Ensure that what doesn’t happen again? Historical references? Parodies? Humor? Irreverence? A sports apparel company daring to compare the “combat” of playground hoops to real combat?”…
“Under Armour is the sole guilty party here—someone is going to complain about anything and everything now— as is every company, corporation, celebrity, university, sports franchise and school district that caves in to censorship efforts when there has been no legitimate offense. They take the path of least resistance, rather than stand up for expressive freedom, as is their duty as citizens in our society. That is ironic, when you think about it. My favorite fatuous complaint about the tee-shirt was from a tweeter who wrote,
“6,281 men didn’t die at Iwo Jima so you could sell a “Band of Ballers” t-shirt.”
“Actually, you moron, they did.”
Hey, I LIKE that post!
I like “black olives matter,” too (though I don’t like black olives). Black Lives Matter should be no more immune from parody and satire than any other phrase, group or movement, especially obvious and light-hearted satire like this.

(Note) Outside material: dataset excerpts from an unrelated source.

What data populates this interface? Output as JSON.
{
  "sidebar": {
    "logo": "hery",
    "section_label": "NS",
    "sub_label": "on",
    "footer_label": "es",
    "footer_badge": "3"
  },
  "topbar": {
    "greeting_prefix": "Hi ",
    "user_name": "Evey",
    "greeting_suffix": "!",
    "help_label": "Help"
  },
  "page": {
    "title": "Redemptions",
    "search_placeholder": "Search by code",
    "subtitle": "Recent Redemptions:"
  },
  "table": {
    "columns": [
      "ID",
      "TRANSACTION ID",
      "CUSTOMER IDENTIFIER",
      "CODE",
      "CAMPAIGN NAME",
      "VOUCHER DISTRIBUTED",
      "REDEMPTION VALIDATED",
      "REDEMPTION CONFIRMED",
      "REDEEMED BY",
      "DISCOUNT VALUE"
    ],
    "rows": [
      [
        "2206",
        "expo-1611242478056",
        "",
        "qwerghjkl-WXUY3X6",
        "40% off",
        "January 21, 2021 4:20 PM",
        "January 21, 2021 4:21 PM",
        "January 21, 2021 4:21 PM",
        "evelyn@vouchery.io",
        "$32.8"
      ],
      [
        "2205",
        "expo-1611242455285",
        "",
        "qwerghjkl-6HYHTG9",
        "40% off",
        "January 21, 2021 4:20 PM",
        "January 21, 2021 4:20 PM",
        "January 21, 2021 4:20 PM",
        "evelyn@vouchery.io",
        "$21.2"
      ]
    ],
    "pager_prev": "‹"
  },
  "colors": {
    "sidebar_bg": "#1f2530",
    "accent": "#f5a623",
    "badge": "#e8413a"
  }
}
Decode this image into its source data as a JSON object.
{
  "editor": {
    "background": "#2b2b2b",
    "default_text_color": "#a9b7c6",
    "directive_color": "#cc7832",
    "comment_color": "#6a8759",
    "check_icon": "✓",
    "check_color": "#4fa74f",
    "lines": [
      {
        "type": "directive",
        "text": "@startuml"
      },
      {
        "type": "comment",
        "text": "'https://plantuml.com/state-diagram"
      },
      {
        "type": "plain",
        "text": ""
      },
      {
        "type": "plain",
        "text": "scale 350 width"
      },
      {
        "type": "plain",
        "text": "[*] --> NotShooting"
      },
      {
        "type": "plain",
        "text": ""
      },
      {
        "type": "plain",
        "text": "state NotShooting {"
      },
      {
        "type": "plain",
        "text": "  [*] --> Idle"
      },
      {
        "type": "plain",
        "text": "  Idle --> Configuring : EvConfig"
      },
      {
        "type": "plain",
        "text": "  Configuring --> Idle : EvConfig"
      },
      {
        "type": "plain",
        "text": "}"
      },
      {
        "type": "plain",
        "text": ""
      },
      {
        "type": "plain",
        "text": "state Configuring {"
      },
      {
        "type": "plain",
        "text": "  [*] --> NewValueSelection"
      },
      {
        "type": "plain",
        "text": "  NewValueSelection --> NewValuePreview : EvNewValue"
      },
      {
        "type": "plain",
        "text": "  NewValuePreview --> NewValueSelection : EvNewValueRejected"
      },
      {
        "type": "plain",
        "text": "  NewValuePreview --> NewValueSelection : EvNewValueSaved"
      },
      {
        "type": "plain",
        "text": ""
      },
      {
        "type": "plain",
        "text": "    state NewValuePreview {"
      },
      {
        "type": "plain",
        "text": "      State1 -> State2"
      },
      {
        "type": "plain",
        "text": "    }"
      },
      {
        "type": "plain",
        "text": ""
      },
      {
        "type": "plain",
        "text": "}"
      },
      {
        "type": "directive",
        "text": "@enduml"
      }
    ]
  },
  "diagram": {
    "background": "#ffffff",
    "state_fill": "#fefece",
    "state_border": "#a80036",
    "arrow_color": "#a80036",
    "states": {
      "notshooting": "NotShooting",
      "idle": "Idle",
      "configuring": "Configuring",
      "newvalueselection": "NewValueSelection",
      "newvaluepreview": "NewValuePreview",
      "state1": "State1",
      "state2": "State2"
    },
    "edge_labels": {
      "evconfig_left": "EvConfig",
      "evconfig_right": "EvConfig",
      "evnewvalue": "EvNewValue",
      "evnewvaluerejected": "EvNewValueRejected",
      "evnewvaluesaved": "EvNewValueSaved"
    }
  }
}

Addendum: I can’t let this pass. The comment sections on this story give classic examples of how so much of the public is incapable of critics and dispassionate thought, and what Ethics Alarms tries to promote just isn’t on the map. Here was a comment that came after one that pronounced the slogan as “the sickness of capitalism incarnate”:
Ask the owner if he’s got the stones to come up with some other form of anti-PC slogan. Perhaps some #BlueLivesMatter Cubano sandwiches – you know the kind that has roast pork, ham and bacon on them…….3 kinds of dead pig on a bun. IF the owner is willing to do that, then I’ll believe he’s being truly anti-PC. IF not, then he’s just pandering to the inbred hickbilly racist StormTrumper crowd.